Carte électorale: des députés endossent les objections

FREDERICTON – Les communautés acadiennes accordent une dernière chance à la Commission sur la délimitation des circonscriptions électorales provinciales. Les représentants de cinq régions ont remis leurs plaintes au directeur général de la commission, jeudi matin, à Fredericton.

Les porte-parole de Memramcook, Néguac, Saint-Isidore, Beresford et Dundee s’opposent aux changements proposés à la carte électorale provinciale par la commission de six membres.

Selon la nouvelle carte, le village de Memramcook et la communauté de Néguac passent tous deux de circonscriptions à majorité francophone vers de nouvelles circonscriptions dans lesquelles dominent les anglophones.

«On a vraiment une crainte. On a peur de ce qui va se passer.
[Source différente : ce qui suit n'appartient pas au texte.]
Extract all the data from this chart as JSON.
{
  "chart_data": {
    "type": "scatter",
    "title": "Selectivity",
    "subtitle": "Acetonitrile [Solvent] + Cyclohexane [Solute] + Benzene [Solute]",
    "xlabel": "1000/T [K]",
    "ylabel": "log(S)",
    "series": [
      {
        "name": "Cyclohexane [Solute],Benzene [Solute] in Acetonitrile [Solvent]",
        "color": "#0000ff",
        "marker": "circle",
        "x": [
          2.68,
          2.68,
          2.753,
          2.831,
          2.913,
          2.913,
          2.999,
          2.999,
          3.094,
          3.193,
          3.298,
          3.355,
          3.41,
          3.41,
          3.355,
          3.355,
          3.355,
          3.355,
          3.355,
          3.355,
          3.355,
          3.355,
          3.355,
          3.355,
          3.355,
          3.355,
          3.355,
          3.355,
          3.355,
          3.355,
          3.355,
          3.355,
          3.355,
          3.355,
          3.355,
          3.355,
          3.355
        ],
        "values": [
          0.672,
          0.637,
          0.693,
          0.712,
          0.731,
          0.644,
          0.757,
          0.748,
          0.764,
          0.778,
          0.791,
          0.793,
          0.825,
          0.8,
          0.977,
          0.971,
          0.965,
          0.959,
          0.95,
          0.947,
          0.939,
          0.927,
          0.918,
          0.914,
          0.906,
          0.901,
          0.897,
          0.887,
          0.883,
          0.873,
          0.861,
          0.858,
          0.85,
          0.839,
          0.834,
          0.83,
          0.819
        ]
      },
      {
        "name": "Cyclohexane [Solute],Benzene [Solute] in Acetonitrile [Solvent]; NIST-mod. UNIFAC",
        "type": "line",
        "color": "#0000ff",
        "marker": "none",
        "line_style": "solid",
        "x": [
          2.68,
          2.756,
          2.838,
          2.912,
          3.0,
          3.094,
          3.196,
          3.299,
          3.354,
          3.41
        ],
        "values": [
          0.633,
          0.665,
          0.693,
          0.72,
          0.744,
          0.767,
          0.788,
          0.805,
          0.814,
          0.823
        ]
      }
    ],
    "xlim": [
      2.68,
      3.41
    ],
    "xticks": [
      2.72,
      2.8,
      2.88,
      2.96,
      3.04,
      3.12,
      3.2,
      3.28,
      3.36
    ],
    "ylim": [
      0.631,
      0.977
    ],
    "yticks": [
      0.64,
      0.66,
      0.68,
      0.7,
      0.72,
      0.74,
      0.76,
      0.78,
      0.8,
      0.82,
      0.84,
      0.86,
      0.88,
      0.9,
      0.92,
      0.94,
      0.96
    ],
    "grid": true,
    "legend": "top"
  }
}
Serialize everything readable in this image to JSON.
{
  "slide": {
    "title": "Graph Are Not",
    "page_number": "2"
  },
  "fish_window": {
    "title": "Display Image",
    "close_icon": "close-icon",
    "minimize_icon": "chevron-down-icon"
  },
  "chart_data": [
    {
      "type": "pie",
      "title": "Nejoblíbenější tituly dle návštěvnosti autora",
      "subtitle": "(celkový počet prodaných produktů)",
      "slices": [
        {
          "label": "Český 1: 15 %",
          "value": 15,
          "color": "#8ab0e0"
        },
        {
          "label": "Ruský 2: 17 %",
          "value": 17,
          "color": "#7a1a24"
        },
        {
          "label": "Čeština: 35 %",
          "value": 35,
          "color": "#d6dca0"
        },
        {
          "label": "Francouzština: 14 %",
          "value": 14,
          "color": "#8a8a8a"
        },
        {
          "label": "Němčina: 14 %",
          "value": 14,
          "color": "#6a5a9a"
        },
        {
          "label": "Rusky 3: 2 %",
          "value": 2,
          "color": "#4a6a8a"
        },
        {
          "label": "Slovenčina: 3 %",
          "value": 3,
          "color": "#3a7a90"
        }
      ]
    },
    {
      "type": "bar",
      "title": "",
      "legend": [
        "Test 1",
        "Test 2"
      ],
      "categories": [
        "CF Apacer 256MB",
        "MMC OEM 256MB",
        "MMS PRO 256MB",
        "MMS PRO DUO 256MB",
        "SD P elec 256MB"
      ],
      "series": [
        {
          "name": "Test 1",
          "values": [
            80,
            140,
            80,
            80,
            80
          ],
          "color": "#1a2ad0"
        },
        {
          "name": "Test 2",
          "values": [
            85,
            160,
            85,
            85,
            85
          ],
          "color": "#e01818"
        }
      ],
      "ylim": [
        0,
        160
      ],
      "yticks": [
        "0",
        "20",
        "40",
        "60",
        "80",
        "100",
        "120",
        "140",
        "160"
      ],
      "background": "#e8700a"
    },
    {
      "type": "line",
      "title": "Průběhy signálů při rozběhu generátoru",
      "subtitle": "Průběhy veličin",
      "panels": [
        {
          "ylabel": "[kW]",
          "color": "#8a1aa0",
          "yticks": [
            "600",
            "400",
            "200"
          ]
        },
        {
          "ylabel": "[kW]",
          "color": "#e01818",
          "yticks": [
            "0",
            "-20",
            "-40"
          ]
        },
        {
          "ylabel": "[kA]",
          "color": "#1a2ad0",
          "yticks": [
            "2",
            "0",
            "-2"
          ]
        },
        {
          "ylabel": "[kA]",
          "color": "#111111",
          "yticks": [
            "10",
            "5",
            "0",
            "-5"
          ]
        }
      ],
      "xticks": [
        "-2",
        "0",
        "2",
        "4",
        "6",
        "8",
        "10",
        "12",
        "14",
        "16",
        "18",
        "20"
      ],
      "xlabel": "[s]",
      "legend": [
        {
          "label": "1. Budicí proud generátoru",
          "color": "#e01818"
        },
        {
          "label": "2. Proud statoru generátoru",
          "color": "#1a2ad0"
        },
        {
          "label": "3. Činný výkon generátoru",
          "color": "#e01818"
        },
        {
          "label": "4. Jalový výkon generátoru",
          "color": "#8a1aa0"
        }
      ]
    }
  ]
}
La Cour suprême a reconnu qu’un député divisé entre une majorité et une minorité favorise souvent la majorité», a confié la représente de la communauté de Néguac, l’ex-députée libérale Carmel Robichaud.

«Nos droits et libertés ne sont pas respectés par la commission», a-t-elle dit.

Les porte-parole des régions de Saint-Isidore, Beresford et Dundee déplorent tous les changements à la carte électorale, qui les placent dans de nouvelles circonscriptions avec lesquelles elles n’ont pas d’intérêts communs.

À cette étape du processus de redécoupage électoral, chaque objection devait recevoir l’aval de deux députés pour être recevable devant la commission. Des membres du gouvernement et de l’opposition officielle ont signé chacune d’entre elles.

Le progressiste-conservateur Claude Landry de Tracadie-Sheila et le libéral Denis Landry de Centre-péninsule-Saint-Sauveur ont présenté à la commission les doléances des communautés de Saint-Isidore et de Néguac.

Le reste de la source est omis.